TORONTO, Oct 22 (Reuters) - Investors are ditching bets that the Bank of Canada will cut interest rates over the coming months as the domestic economy shows resilience and the federal election result adds to prospects of growth-boosting fiscal spending next year.
Canadian Prime Minister Justin Trudeau’s Liberal government, already planning to run longer and deeper deficits, will need to cater to left-leaning parties, such as the New Democratic Party (NDP), in return for support after it lost its majority in Parliament in Monday’s election.
“The resulting higher spending and larger deficits may give a temporary lift to growth next year, but will also likely keep the Bank of Canada on hold for longer,” said Doug Porter, chief economist at BMO Capital Markets.
Trudeau’s election platform planned to nearly double the deficit to C$27.4 billion ($21 billion) in the next fiscal year, including higher spending on measures such as old age security and an increase in the amount of money that Canadians would be able to earn before paying tax.
The NDP wants to invest C$15 billion in climate-change measures and create a national pharmacare program, a measure that the Liberals also support.
The Bank of Canada has left its benchmark interest rate on hold this year as Canada added jobs at a robust pace and inflation stayed close to the central bank’s 2% target.
On Tuesday, a Bank of Canada survey said that Canadian firms expect a moderate increase in sales growth over the coming year.
Money markets see almost no chance that the central bank will cut interest rates at the Oct. 30 policy announcement.
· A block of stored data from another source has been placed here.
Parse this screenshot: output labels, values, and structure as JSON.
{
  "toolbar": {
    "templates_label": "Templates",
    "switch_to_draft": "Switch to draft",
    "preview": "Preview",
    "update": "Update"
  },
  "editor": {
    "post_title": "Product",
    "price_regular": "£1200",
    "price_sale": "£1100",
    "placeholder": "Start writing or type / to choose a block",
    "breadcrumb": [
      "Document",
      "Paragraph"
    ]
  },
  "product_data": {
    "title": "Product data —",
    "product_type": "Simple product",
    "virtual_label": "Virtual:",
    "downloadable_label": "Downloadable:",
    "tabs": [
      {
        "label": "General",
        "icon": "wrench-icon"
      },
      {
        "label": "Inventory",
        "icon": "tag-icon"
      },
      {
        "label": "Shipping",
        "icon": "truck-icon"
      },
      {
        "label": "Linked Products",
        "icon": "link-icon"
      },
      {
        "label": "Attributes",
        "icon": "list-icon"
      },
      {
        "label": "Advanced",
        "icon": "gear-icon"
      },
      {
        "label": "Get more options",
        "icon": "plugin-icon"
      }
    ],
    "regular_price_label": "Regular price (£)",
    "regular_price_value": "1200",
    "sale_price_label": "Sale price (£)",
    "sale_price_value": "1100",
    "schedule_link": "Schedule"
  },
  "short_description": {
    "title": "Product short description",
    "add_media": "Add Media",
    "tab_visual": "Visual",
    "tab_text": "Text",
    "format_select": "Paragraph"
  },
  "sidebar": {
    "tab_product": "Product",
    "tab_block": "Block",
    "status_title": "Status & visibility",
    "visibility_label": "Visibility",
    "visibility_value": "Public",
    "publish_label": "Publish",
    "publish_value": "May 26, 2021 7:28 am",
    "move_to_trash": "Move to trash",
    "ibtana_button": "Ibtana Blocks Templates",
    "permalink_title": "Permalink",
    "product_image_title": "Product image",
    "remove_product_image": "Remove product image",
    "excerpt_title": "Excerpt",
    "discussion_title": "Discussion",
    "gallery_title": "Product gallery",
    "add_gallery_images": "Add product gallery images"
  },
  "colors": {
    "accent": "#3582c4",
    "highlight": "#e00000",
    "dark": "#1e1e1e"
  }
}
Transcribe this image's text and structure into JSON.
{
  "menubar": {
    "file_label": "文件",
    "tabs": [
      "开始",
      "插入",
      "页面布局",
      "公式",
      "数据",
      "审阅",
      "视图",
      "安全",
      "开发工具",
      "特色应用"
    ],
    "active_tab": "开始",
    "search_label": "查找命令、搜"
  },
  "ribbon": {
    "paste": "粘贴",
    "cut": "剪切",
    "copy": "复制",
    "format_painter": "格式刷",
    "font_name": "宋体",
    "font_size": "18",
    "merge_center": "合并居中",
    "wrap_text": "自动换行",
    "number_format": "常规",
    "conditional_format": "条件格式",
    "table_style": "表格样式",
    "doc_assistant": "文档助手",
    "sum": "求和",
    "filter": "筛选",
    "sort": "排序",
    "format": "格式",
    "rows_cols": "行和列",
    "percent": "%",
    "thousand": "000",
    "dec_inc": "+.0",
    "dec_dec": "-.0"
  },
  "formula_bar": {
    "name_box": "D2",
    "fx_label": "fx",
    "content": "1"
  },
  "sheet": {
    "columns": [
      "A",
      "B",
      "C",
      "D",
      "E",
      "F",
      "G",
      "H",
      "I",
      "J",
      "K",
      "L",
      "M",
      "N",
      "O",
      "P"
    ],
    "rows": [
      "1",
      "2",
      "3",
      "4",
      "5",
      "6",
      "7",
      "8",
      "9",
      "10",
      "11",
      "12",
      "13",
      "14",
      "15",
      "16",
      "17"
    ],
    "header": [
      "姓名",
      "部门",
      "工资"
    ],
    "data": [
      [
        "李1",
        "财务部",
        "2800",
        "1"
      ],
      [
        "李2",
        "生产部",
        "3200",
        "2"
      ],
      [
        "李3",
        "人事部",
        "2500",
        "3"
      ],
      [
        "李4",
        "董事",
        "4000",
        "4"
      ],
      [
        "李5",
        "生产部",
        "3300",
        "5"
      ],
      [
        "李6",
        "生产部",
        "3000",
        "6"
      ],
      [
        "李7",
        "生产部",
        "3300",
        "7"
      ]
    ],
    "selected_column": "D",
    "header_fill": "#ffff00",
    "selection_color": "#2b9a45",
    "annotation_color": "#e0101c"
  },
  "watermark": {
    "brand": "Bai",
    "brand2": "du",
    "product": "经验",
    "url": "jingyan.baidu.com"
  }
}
Chances of a cut by December have fallen to about 10% from more than 90% before the Bank of Canada’s last rate announcement in September.
Still, strategists see limits to how much the Bank of Canada can diverge from other central banks, such as the Federal Reserve and the European Central Bank, that have already eased.
The Bank of Canada has been worried about the impact on Canada’s economy of slower global growth due to the trade war between the United States and China.
But if there is no escalation in the trade war and Canada gets fiscal stimulus, then the central bank could choose to cut just once rather than multiple times, Mark McCormick, North American head of FX strategy at TD Securities, told Reuters.
“They could classify it as an insurance cut, or cushioning the blow,” McCormick said.